Israeli intelligence pulled out all the stops, used every possible asset and called in every favor available from friendly and not-so-friendly foreign intelligence services, looking to find that one “golden detail” that would locate Sheikh Hassan Nasrallah’s whereabouts and enable a strike. A couple of times they thought they had him – commandos were dispatched to the Bekaa, buildings were bombed in Beirut – but Nasrallah wasn’t there.
The disastrous last phase of the ground offensive, across the Litani River and deep into Lebanon – ordered by Prime Minister Ehud Olmert’s government despite a UN-brokered cease-fire already about to be signed – was a result of the frustration over the lack of a victory picture. It cost 35 soldiers’ lives and gave Hezbollah yet another victory picture of its own: the downing of an IAF helicopter, in addition to the destroyed tanks and captured soldiers.
“[Israel] talked so much then about achieving the victory picture,” says former one government adviser. “They wanted Nasrallah’s head, or at least a major Hezbollah base.

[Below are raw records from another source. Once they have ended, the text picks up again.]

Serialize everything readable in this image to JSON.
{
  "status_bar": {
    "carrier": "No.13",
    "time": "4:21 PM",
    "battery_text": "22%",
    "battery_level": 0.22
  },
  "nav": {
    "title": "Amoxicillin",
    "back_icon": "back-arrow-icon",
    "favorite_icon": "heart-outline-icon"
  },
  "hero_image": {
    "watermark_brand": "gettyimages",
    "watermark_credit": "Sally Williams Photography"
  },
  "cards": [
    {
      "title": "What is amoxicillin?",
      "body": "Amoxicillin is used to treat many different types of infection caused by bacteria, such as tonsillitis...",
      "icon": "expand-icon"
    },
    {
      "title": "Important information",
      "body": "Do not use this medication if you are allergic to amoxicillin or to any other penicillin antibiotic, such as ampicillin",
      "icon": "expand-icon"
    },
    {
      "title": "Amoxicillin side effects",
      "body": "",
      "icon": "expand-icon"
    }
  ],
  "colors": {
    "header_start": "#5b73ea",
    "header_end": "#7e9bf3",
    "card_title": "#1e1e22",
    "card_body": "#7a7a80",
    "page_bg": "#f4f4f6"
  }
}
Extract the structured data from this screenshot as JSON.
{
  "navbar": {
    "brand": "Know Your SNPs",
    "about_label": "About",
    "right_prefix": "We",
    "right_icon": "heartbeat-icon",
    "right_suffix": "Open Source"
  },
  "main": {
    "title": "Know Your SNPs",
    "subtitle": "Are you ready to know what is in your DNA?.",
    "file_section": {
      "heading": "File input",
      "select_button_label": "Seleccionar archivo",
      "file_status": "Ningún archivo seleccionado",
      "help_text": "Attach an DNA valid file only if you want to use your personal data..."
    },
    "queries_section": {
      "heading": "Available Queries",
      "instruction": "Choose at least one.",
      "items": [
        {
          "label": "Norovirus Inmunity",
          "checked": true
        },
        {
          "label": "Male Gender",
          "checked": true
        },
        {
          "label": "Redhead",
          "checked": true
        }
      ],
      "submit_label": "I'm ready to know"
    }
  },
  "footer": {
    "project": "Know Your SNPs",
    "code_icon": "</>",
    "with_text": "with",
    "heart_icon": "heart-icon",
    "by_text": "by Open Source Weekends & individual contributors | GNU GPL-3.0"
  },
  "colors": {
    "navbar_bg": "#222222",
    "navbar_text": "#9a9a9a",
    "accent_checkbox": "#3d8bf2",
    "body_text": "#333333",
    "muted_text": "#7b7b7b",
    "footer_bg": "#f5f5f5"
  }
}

I told them they should just make a statue of Nasrallah, put it in the middle of Bint Jbail [the south Lebanese town captured by the IDF in the war] and blow it up. No one would care that it hadn’t been there before.”
In the wake of the criticism leveled at the government for pursuing the 2006 Lebanon war without a clear objective, Olmert and his successor, Benjamin Netanyahu, have been more careful to manage public expectations in the three subsequent major operations in Gaza. Including the current one. While other politicians said that Israel must “destroy Hamas” and take over Gaza, Netanyahu was much more circumspect, saying Friday that Israel’s objective was simply to end the firing of rockets from Gaza on Israel.
But while Israel’s leaders have had to realize that searching for a victory picture can have the opposite effect than desired, Hamas in Gaza feels it has nothing to lose. It has to be a victory picture, whatever the price.